ECLI:NL:RBOBR:2023:5017
Rechtbank Oost-Brabant
- Eerste aanleg - enkelvoudig
- Rechtspraak.nl
Beoordeling van de hoogte van de proceskostenvergoeding in bezwaar tegen WOZ-beschikking
In deze uitspraak van de Rechtbank Oost-Brabant, gedaan op 20 oktober 2023, wordt het beroep van eiser tegen de hoogte van de proceskostenvergoeding in bezwaar beoordeeld. Eiser had bezwaar gemaakt tegen de WOZ-waarde van zijn woning, vastgesteld op € 259.000, en de heffingsambtenaar had in de uitspraak op bezwaar een proceskostenvergoeding van € 538 toegekend. Eiser verzocht de rechtbank om deze vergoeding te verhogen naar € 1.072, onder verwijzing naar een arrest van de Hoge Raad.

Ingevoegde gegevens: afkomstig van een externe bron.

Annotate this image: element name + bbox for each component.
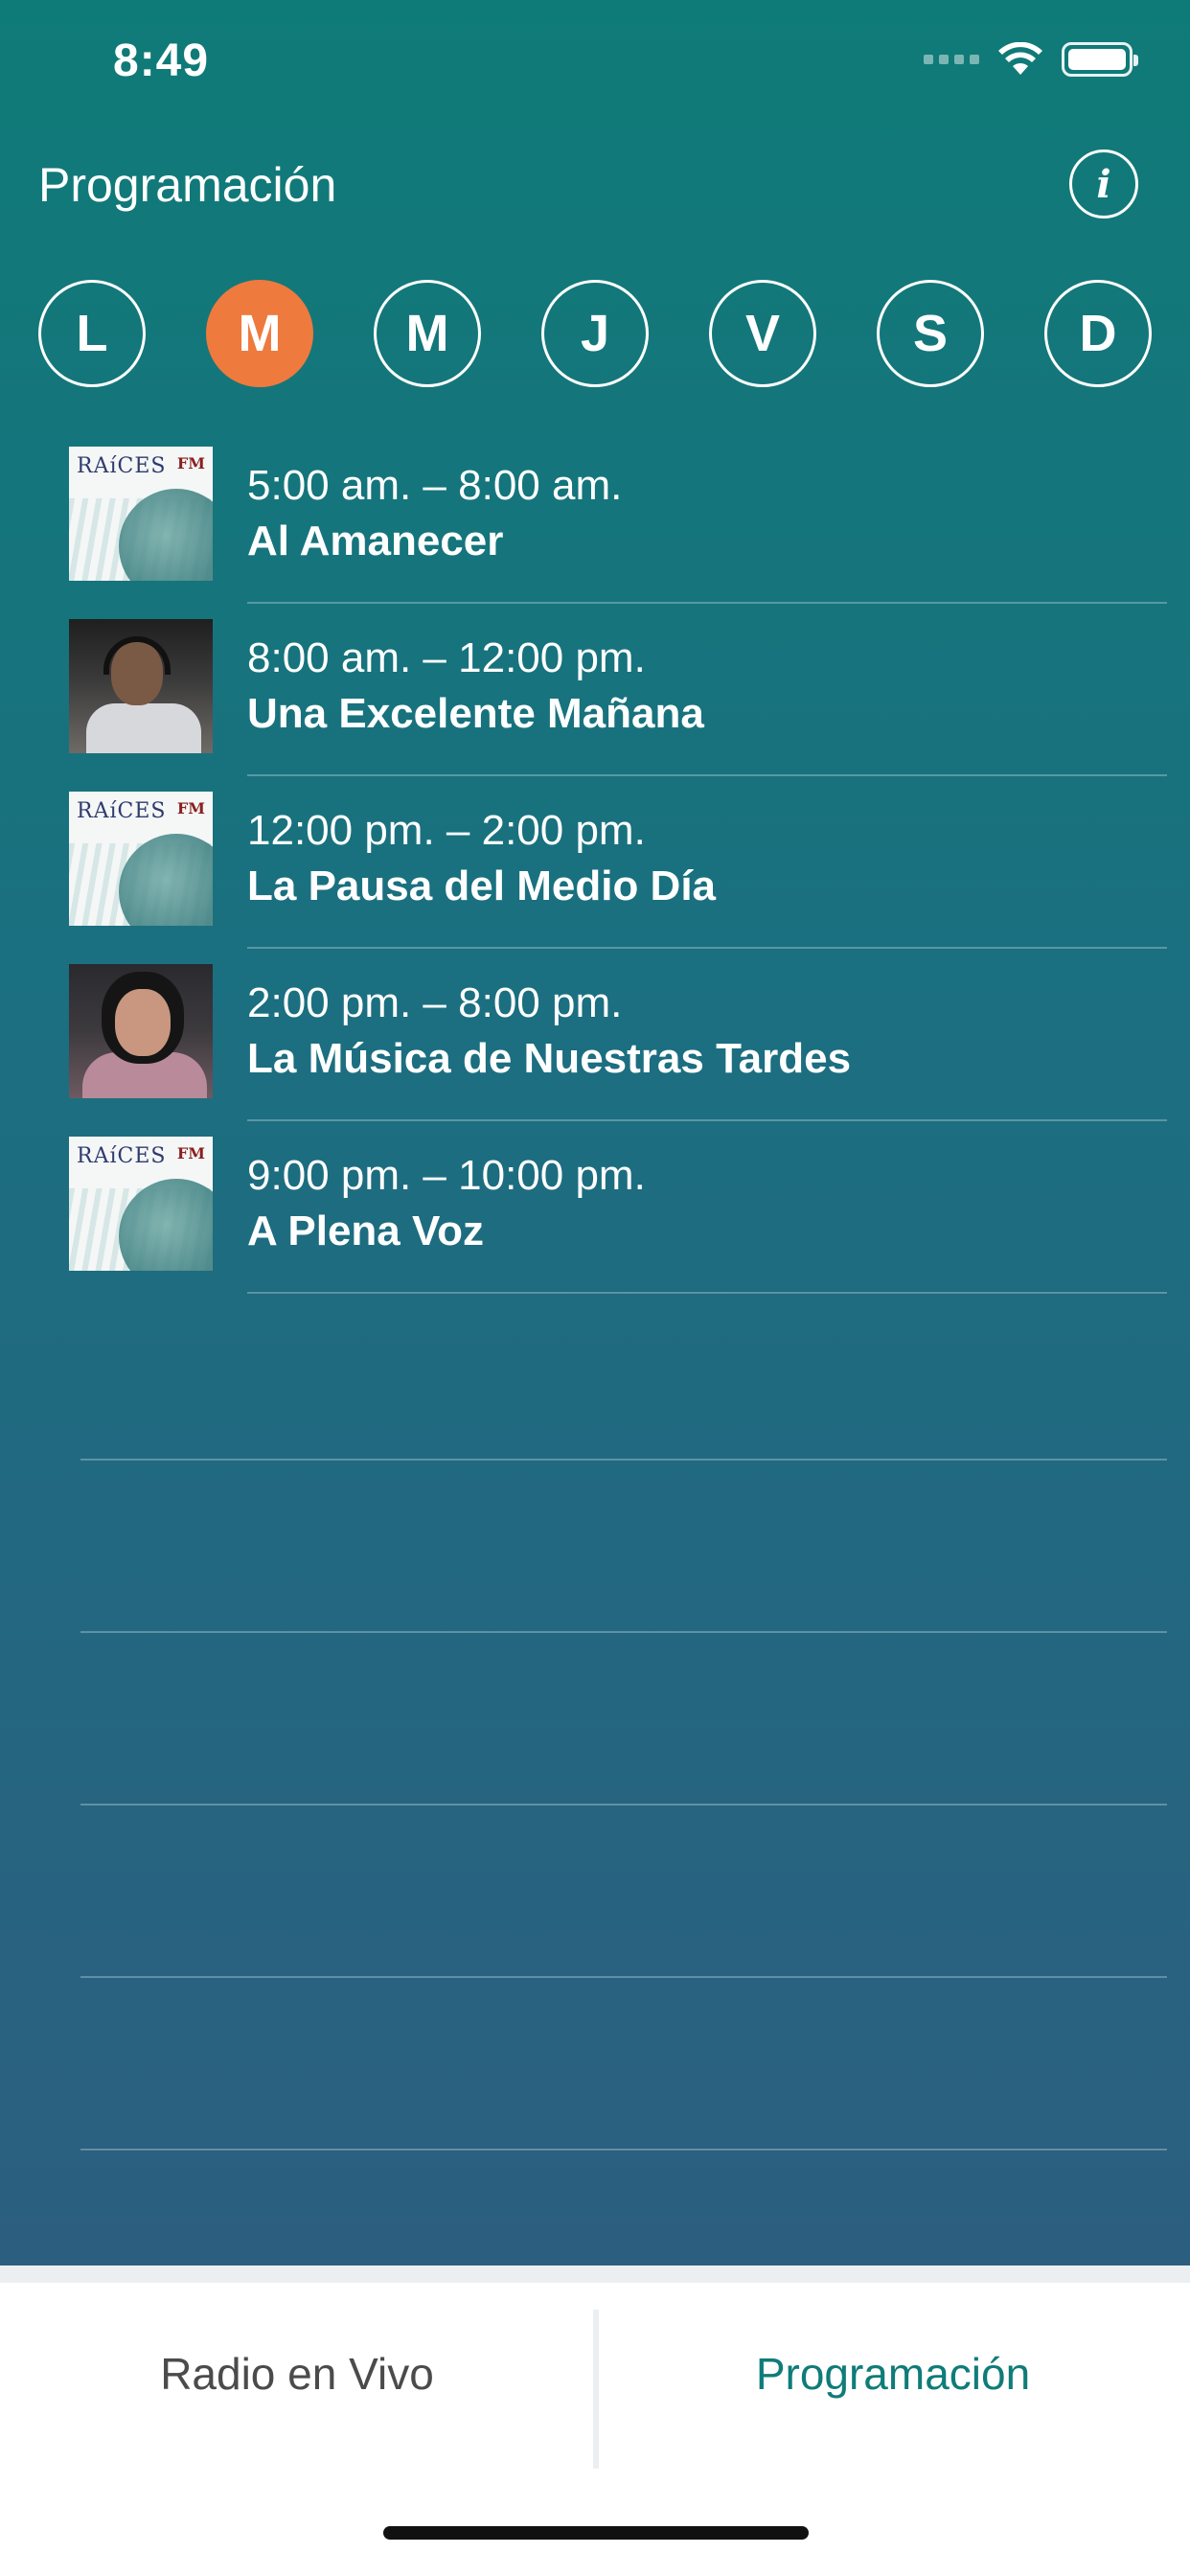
schedule-list: RAíCES FM 5:00 am. – 8:00 am. Al Amanece… bbox=[0, 431, 1190, 1294]
program-title: A Plena Voz bbox=[247, 1208, 484, 1254]
program-thumbnail: RAíCES FM bbox=[69, 1137, 213, 1271]
fm-logo: FM bbox=[176, 799, 205, 817]
program-title: Una Excelente Mañana bbox=[247, 690, 704, 737]
battery-icon bbox=[1062, 42, 1138, 77]
app-screen: 8:49 Programación i L M M J V S D RAíCES… bbox=[0, 0, 1190, 2266]
empty-row-divider bbox=[80, 2149, 1167, 2150]
tab-radio-en-vivo[interactable]: Radio en Vivo bbox=[0, 2283, 594, 2465]
info-button[interactable]: i bbox=[1069, 150, 1138, 218]
day-selector: L M M J V S D bbox=[38, 280, 1152, 387]
status-time: 8:49 bbox=[113, 35, 210, 86]
home-indicator[interactable] bbox=[383, 2526, 809, 2540]
fm-logo: FM bbox=[176, 1144, 205, 1162]
row-divider bbox=[247, 1292, 1167, 1294]
raices-logo: RAíCES bbox=[77, 1144, 167, 1168]
cellular-signal-icon bbox=[924, 55, 979, 64]
day-button-domingo[interactable]: D bbox=[1044, 280, 1152, 387]
program-thumbnail: RAíCES FM bbox=[69, 792, 213, 926]
day-button-jueves[interactable]: J bbox=[541, 280, 649, 387]
schedule-row[interactable]: 8:00 am. – 12:00 pm. Una Excelente Mañan… bbox=[0, 604, 1190, 776]
program-title: La Música de Nuestras Tardes bbox=[247, 1035, 852, 1082]
day-button-martes[interactable]: M bbox=[206, 280, 313, 387]
info-icon: i bbox=[1096, 161, 1111, 207]
host-photo bbox=[69, 964, 213, 1098]
day-button-viernes[interactable]: V bbox=[709, 280, 816, 387]
day-button-sabado[interactable]: S bbox=[877, 280, 984, 387]
program-time: 2:00 pm. – 8:00 pm. bbox=[247, 979, 623, 1026]
day-button-lunes[interactable]: L bbox=[38, 280, 146, 387]
schedule-row[interactable]: RAíCES FM 12:00 pm. – 2:00 pm. La Pausa … bbox=[0, 776, 1190, 949]
page-title: Programación bbox=[38, 158, 337, 212]
program-title: La Pausa del Medio Día bbox=[247, 862, 717, 909]
tab-programacion[interactable]: Programación bbox=[596, 2283, 1190, 2465]
status-indicators bbox=[924, 42, 1138, 77]
program-title: Al Amanecer bbox=[247, 518, 504, 564]
empty-row-divider bbox=[80, 1459, 1167, 1460]
program-time: 5:00 am. – 8:00 am. bbox=[247, 462, 623, 509]
program-thumbnail: RAíCES FM bbox=[69, 447, 213, 581]
empty-row-divider bbox=[80, 1804, 1167, 1806]
program-time: 8:00 am. – 12:00 pm. bbox=[247, 634, 646, 681]
schedule-row[interactable]: 2:00 pm. – 8:00 pm. La Música de Nuestra… bbox=[0, 949, 1190, 1121]
empty-row-divider bbox=[80, 1976, 1167, 1978]
schedule-row[interactable]: RAíCES FM 5:00 am. – 8:00 am. Al Amanece… bbox=[0, 431, 1190, 604]
schedule-row[interactable]: RAíCES FM 9:00 pm. – 10:00 pm. A Plena V… bbox=[0, 1121, 1190, 1294]
program-time: 12:00 pm. – 2:00 pm. bbox=[247, 807, 646, 854]
raices-logo: RAíCES bbox=[77, 799, 167, 823]
program-time: 9:00 pm. – 10:00 pm. bbox=[247, 1152, 646, 1199]
empty-row-divider bbox=[80, 1631, 1167, 1633]
day-button-miercoles[interactable]: M bbox=[374, 280, 481, 387]
raices-logo: RAíCES bbox=[77, 454, 167, 478]
fm-logo: FM bbox=[176, 454, 205, 472]
wifi-icon bbox=[998, 42, 1042, 75]
host-photo bbox=[69, 619, 213, 753]
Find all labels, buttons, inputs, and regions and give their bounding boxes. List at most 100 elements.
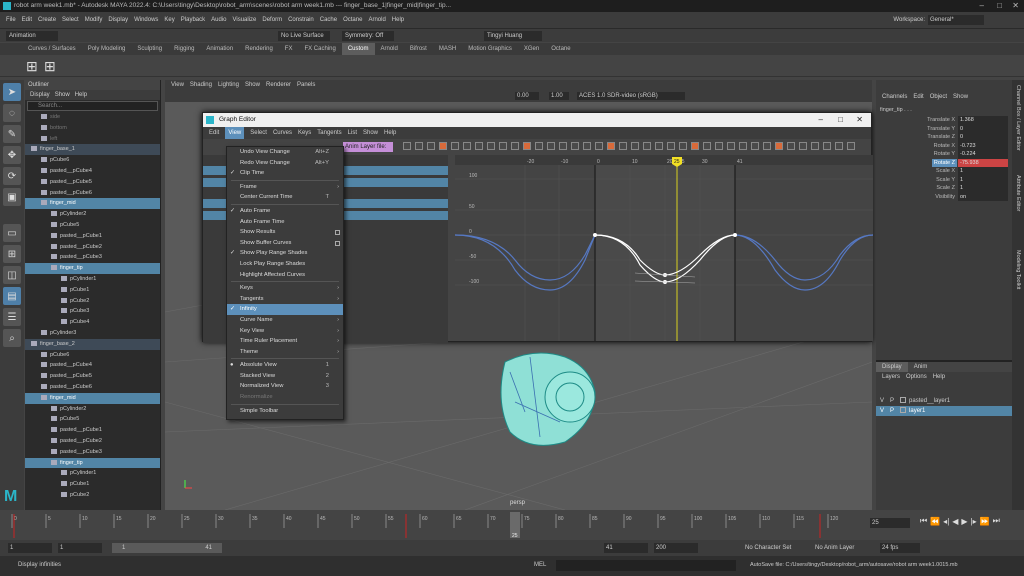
script-lang[interactable]: MEL <box>534 562 546 568</box>
layer-row[interactable]: V Ppasted__layer1 <box>876 396 1012 406</box>
ge-tool-icon[interactable] <box>451 142 459 150</box>
ge-tool-icon[interactable] <box>763 142 771 150</box>
channel-row[interactable]: Scale Z1 <box>876 184 1012 193</box>
rotate-tool-icon[interactable]: ⟳ <box>3 167 21 185</box>
shelf-tab-octane[interactable]: Octane <box>545 43 576 55</box>
ge-tool-icon[interactable] <box>535 142 543 150</box>
channel-row[interactable]: Visibility on <box>876 192 1012 201</box>
outliner-item[interactable]: pasted__pCube3 <box>25 447 160 458</box>
ge-tool-icon[interactable] <box>691 142 699 150</box>
outliner-item[interactable]: pCube1 <box>25 479 160 490</box>
ge-tool-icon[interactable] <box>739 142 747 150</box>
ge-tool-icon[interactable] <box>727 142 735 150</box>
anim-layer-field[interactable]: Anim Layer file: C:/.. <box>343 142 393 152</box>
channel-value[interactable]: 1 <box>958 167 1008 176</box>
outliner-item[interactable]: pCube4 <box>25 317 160 328</box>
viewport-menu-shading[interactable]: Shading <box>190 80 212 90</box>
channel-value[interactable]: on <box>958 192 1008 201</box>
outliner-item[interactable]: pCube1 <box>25 285 160 296</box>
graph-editor-curve-view[interactable]: -20-1001020253041100500-50-100 25 <box>455 155 873 341</box>
outliner-item[interactable]: pCube6 <box>25 155 160 166</box>
channel-value[interactable]: 0 <box>958 133 1008 142</box>
step-back-icon[interactable]: ⏪ <box>930 517 940 526</box>
outliner-item[interactable]: finger_mid <box>25 392 160 404</box>
view-menu-item[interactable]: ● Absolute View 1 <box>227 360 343 371</box>
ge-menu-select[interactable]: Select <box>250 127 267 139</box>
option-box-icon[interactable] <box>335 240 340 246</box>
layout-single-icon[interactable]: ▭ <box>3 224 21 242</box>
ge-tool-icon[interactable] <box>823 142 831 150</box>
shelf-tab-bifrost[interactable]: Bifrost <box>404 43 433 55</box>
ge-tool-icon[interactable] <box>463 142 471 150</box>
channel-menu-edit[interactable]: Edit <box>913 91 923 103</box>
menu-modify[interactable]: Modify <box>85 17 103 23</box>
select-tool-icon[interactable]: ➤ <box>3 83 21 101</box>
view-menu-item[interactable]: Stacked View 2 <box>227 371 343 382</box>
shelf-tab-curves-surfaces[interactable]: Curves / Surfaces <box>22 43 82 55</box>
ge-menu-view[interactable]: View <box>225 127 245 139</box>
maximize-icon[interactable]: □ <box>997 0 1002 12</box>
channel-menu-object[interactable]: Object <box>930 91 947 103</box>
layout-four-icon[interactable]: ⊞ <box>3 245 21 263</box>
menu-help[interactable]: Help <box>392 17 404 23</box>
view-menu-item[interactable]: Curve Name › <box>227 315 343 326</box>
ge-tool-icon[interactable] <box>751 142 759 150</box>
channel-row[interactable]: Translate Y0 <box>876 124 1012 133</box>
ge-menu-help[interactable]: Help <box>384 127 396 139</box>
ge-tool-icon[interactable] <box>547 142 555 150</box>
symmetry-dropdown[interactable]: Symmetry: Off <box>342 30 394 41</box>
character-set-dropdown[interactable]: No Character Set <box>745 543 811 553</box>
playback-toggle[interactable]: P <box>890 408 894 414</box>
next-key-icon[interactable]: |▸ <box>971 517 977 526</box>
menu-set-dropdown[interactable]: Animation <box>6 30 58 41</box>
channel-row[interactable]: Scale Y1 <box>876 175 1012 184</box>
outliner-item[interactable]: finger_tip <box>25 457 160 469</box>
ge-tool-icon[interactable] <box>523 142 531 150</box>
shelf-tab-sculpting[interactable]: Sculpting <box>131 43 168 55</box>
menu-key[interactable]: Key <box>164 17 174 23</box>
robot-hand-mesh[interactable] <box>500 352 596 446</box>
ge-tool-icon[interactable] <box>439 142 447 150</box>
ge-tool-icon[interactable] <box>487 142 495 150</box>
view-menu-item[interactable]: Redo View Change Alt+Y <box>227 158 343 169</box>
view-menu-item[interactable]: ✓ Infinity <box>227 304 343 315</box>
outliner-item[interactable]: pasted__pCube3 <box>25 252 160 263</box>
menu-playback[interactable]: Playback <box>181 17 205 23</box>
view-menu-item[interactable]: Renormalize <box>227 392 343 403</box>
side-tab[interactable]: Attribute Editor <box>1015 175 1021 211</box>
visibility-toggle[interactable]: V <box>880 398 884 404</box>
range-bar[interactable]: 1 41 <box>112 543 222 553</box>
workspace-dropdown[interactable]: General* <box>928 15 984 25</box>
view-menu-item[interactable]: Frame › <box>227 182 343 193</box>
layer-tab-anim[interactable]: Anim <box>908 362 934 372</box>
outliner-item[interactable]: pasted__pCube2 <box>25 436 160 447</box>
outliner-item[interactable]: pCube6 <box>25 350 160 361</box>
shelf-tab-rigging[interactable]: Rigging <box>168 43 200 55</box>
ge-tool-icon[interactable] <box>595 142 603 150</box>
channel-row[interactable]: Translate Z0 <box>876 133 1012 142</box>
visibility-toggle[interactable]: V <box>880 408 884 414</box>
channel-row[interactable]: Rotate Z -75.938 <box>876 158 1012 167</box>
outliner-item[interactable]: pCylinder3 <box>25 328 160 339</box>
view-menu-item[interactable]: Show Buffer Curves <box>227 238 343 249</box>
outliner-item[interactable]: finger_tip <box>25 263 160 274</box>
channel-value[interactable]: 0 <box>958 124 1008 133</box>
outliner-item[interactable]: pasted__pCube1 <box>25 231 160 242</box>
move-tool-icon[interactable]: ✥ <box>3 146 21 164</box>
outliner-menu-help[interactable]: Help <box>75 90 87 100</box>
channel-row[interactable]: Scale X1 <box>876 167 1012 176</box>
view-menu-item[interactable]: Show Results <box>227 227 343 238</box>
menu-deform[interactable]: Deform <box>262 17 282 23</box>
prev-key-icon[interactable]: ◂| <box>943 517 949 526</box>
menu-visualize[interactable]: Visualize <box>232 17 256 23</box>
channel-value[interactable]: 1 <box>958 184 1008 193</box>
exposure-field[interactable]: 0.00 <box>515 92 539 100</box>
outliner-item[interactable]: pCylinder1 <box>25 468 160 479</box>
shelf-tab-animation[interactable]: Animation <box>200 43 239 55</box>
layer-menu-options[interactable]: Options <box>906 374 927 380</box>
ge-menu-edit[interactable]: Edit <box>209 127 219 139</box>
outliner-item[interactable]: pCube5 <box>25 414 160 425</box>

De rechtbank oordeelt dat het beroep ongegrond is. De rechtbank legt uit dat het geschil uitsluitend de hoogte van de proceskostenvergoeding betreft. Eiser stelt dat de matiging van de kostenvergoeding in bezwaar in strijd is met de Grondwet, maar de rechtbank vindt geen steun in het arrest van de Hoge Raad voor dit standpunt. De Hoge Raad had zich enkel uitgelaten over de kosten in beroep en hoger beroep, niet over de bezwaarfase.
De rechtbank wijst erop dat er een wezenlijk verschil is in het onderscheid dat in de bijlage bij het Besluit proceskosten bestuursrecht (Bpb) wordt gemaakt. De rechtbank concludeert dat de bijzondere regel van punt 1 van onderdeel B2 van de bijlage bij het Bpb niet in strijd is met het discriminatieverbod van artikel 1 van de Grondwet. Eiser krijgt daarom geen gelijk en de heffingsambtenaar heeft de proceskostenvergoeding terecht vastgesteld op € 538. De rechtbank verklaart het beroep ongegrond en er is geen recht op terugbetaling van griffierecht of vergoeding van proceskosten.